The company also says it has outlined potential for high grade shoots of silver and cobalt-silver mineralization to be found in areas overlooked by historical exploration. The mine produced a total of 9.4 million oz. of silver and more than 375,000 lb. of cobalt from the No.3 shaft at various times from 1917 and 1989.
Highlights of recent drilling:
A new discovery of silver veins 55 metres southwest of the No.3 shaft assayed 3,213 g/t silver over 1.0 metre, including 9,816 g/t over 0.3 metre only 9.71 metres downhole.

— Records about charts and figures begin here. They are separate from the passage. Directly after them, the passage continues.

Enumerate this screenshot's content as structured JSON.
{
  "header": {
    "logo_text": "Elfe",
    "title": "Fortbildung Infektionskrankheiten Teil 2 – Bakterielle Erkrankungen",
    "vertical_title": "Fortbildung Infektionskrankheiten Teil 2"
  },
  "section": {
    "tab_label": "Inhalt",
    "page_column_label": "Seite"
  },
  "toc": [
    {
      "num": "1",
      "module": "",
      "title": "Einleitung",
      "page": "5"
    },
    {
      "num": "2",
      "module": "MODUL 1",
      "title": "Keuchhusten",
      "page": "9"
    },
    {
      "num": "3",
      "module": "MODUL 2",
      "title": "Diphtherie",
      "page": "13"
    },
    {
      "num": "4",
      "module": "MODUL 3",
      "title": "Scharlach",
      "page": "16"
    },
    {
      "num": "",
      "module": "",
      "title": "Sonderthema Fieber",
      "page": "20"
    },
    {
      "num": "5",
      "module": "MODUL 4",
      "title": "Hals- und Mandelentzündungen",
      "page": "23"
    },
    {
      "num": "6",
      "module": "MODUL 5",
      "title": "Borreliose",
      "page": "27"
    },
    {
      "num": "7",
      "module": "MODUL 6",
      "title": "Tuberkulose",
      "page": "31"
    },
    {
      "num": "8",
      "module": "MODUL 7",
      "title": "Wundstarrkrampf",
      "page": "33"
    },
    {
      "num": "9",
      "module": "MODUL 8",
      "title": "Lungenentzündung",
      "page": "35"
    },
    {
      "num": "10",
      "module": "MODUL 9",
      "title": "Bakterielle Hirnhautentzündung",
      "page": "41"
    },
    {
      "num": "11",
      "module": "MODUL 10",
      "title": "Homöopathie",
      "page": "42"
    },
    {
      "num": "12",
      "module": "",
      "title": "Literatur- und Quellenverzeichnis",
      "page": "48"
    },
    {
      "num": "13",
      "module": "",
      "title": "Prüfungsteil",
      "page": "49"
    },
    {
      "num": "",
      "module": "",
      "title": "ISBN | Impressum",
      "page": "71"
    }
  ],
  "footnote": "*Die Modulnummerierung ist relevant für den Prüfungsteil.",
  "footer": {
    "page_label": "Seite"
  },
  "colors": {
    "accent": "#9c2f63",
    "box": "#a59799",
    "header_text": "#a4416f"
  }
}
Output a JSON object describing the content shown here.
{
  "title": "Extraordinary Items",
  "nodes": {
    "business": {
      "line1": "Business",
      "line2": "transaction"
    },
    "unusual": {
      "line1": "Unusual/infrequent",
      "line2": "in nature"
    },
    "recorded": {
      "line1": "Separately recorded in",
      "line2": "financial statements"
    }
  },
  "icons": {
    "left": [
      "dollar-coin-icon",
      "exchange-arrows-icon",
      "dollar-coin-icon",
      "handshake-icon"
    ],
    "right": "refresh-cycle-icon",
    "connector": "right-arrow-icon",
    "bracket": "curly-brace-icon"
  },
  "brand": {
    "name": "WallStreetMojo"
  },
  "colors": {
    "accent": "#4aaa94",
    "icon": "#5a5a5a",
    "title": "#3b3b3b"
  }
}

Near the adit entrance, drill core assayed 13,208 g/t silver, 0.67% cobalt, and 3.77 g/t gold over 0.5 metre within a longer 5.5-metre zone that included 1.87% cobalt over 2.5 metres and 2,620 g/t silver over a length of 5.5 metres beginning 1.5 metre below surface.
All 47 holes intersected bonanza grade cobalt intercepts of 1.05% to 3.70% cobalt over an average core length of 1.8 metres.
Jacques Monette, a Canada Cobalt director, said, “These results from our first-ever underground drilling support the interpretation that much was left behind at the Castle mine, not just cobalt but very high grade silver. This array of high grade intercepts at shallow levels further energizes our team as we ramp up again and implement a greatly expanded second phase of our underground strategy.”
This story first appeared in Canadian Mining Journal.